Galeno, intimidado, no pudo responder y se retiró.
Y de alguna manera, realmente logró abrir la puerta.
Dos días después, al amanecer.
Johan estaba liderando las fuerzas de élite y atravesando la puerta del castillo.
.
Los enviados que visitaron el campamento fueron atendidos y se quedaron dormidos. Galeno, que había regresado antes, logró abrir la puerta de la ciudad persuadiendo a algunos capitanes.
Tan pronto como se dio la señal, Johan corrió hacia adentro. Primero aseguró la puerta de la ciudad y luego llamó a sus soldados.
Mil soldados enanos se acercaron, tocando los tambores especiales de su tribu, causando conmoción en la puerta de la ciudad. Los demás soldados dentro del castillo quedaron sorprendidos.
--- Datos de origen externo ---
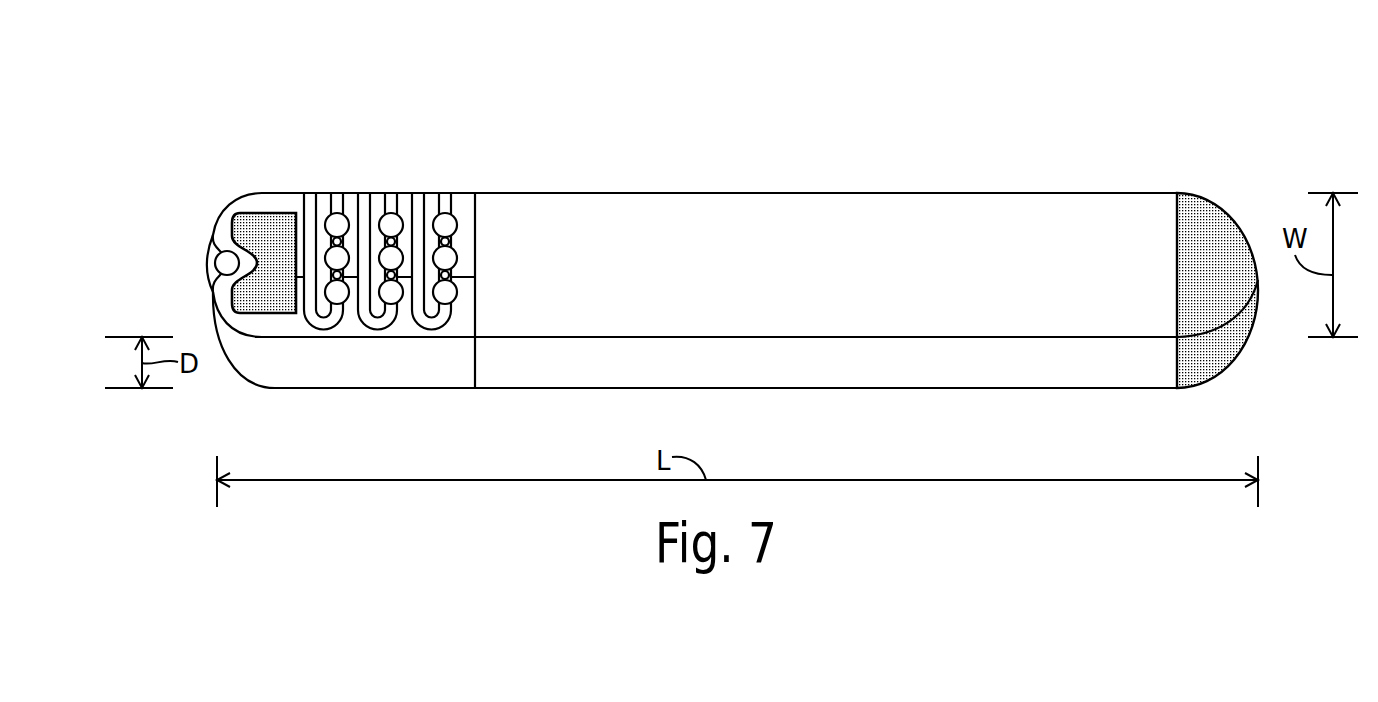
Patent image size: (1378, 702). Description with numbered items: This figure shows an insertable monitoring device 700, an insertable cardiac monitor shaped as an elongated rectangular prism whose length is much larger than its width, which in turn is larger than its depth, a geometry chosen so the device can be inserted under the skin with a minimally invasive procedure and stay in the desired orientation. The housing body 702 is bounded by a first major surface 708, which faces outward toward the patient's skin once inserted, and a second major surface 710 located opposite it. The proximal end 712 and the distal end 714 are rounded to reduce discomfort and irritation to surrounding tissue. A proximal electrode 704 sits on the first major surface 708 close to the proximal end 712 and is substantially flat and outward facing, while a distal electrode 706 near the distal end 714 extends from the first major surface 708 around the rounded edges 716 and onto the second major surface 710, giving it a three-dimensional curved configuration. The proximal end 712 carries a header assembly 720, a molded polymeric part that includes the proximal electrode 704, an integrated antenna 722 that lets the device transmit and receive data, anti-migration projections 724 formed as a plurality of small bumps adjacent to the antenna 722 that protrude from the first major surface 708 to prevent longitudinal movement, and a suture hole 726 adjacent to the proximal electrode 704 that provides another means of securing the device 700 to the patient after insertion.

The insertable monitoring device 700 is at (206, 110).
The housing 702 is at (1115, 182).
The proximal electrode 704 is at (268, 217).
The distal electrode 706 is at (1240, 328).
The first major surface 708 is at (842, 230).
The second major surface 710 is at (897, 390).
The proximal end 712 is at (226, 193).
The distal end 714 is at (1225, 192).
The rounded edges 716 is at (232, 366).
The header assembly 720 is at (359, 399).
The integrated antenna 722 is at (418, 197).
The anti-migration projections 724 is at (448, 258).
The suture hole 726 is at (224, 263).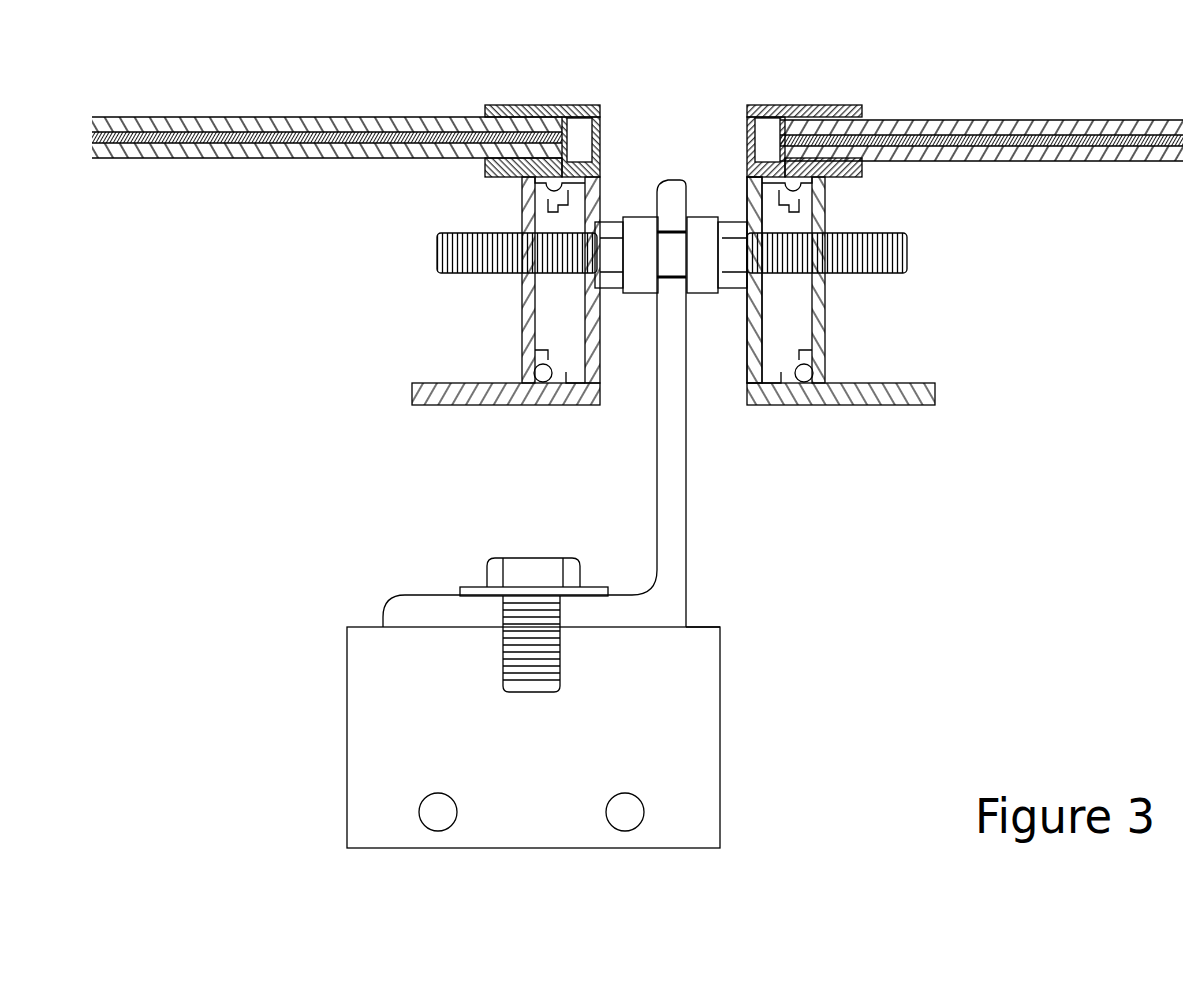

¡Cierren la puerta de la ciudad!
Iselia, al frente de sus soldados, huyó desde lejos. Docenas de personas ya estaban alineadas cerca de la puerta de la ciudad. Algunos capitanes habían traicionado y permanecían allí, incluyendo el rostro de Galen entre ellos.
Ella apretó los dientes y gritó.
¡Traidores! ¡Los mataré!
¡Esa persona es un elfo de la familia Bluea! ¡Debes capturarla!
Johan asintió. En fin, ahora que la puerta de la ciudad estaba abierta de par en par y bajo control, era solo cuestión de tiempo para que llegaran los soldados.
Vamos.
El caballo de Johan relinchó y se lanzó hacia adelante. Fern, el caballo de guerra que había adquirido mucha experiencia siguiendo a Johan, ya no se asustaba fácilmente. No se detuvo ni siquiera cuando docenas de soldados cargaron contra él desde el frente.
Este tipo… ¡Argh!
Un caballero elfo, maldiciendo y fulminando con la mirada a Johan, salió despedido. Otro soldado que intentaba apuñalar con una lanza también fue despedido. Un soldado que empuñaba una espada corta con escudo fue catapultado por los aires.
Johan, a la carga como un poseso, saltó entre los enemigos y aplastó su formación. Frente a Johan, los enemigos pasaron de ser élites a una turba desorganizada.
Maldita sea, eso no es humano…!
Parecía como si una mano gigante invisible estuviera alejando a cualquiera que se acercara a Johan.
De repente, Johan se dio cuenta de que no había nadie delante de él. Había atravesado las líneas enemigas.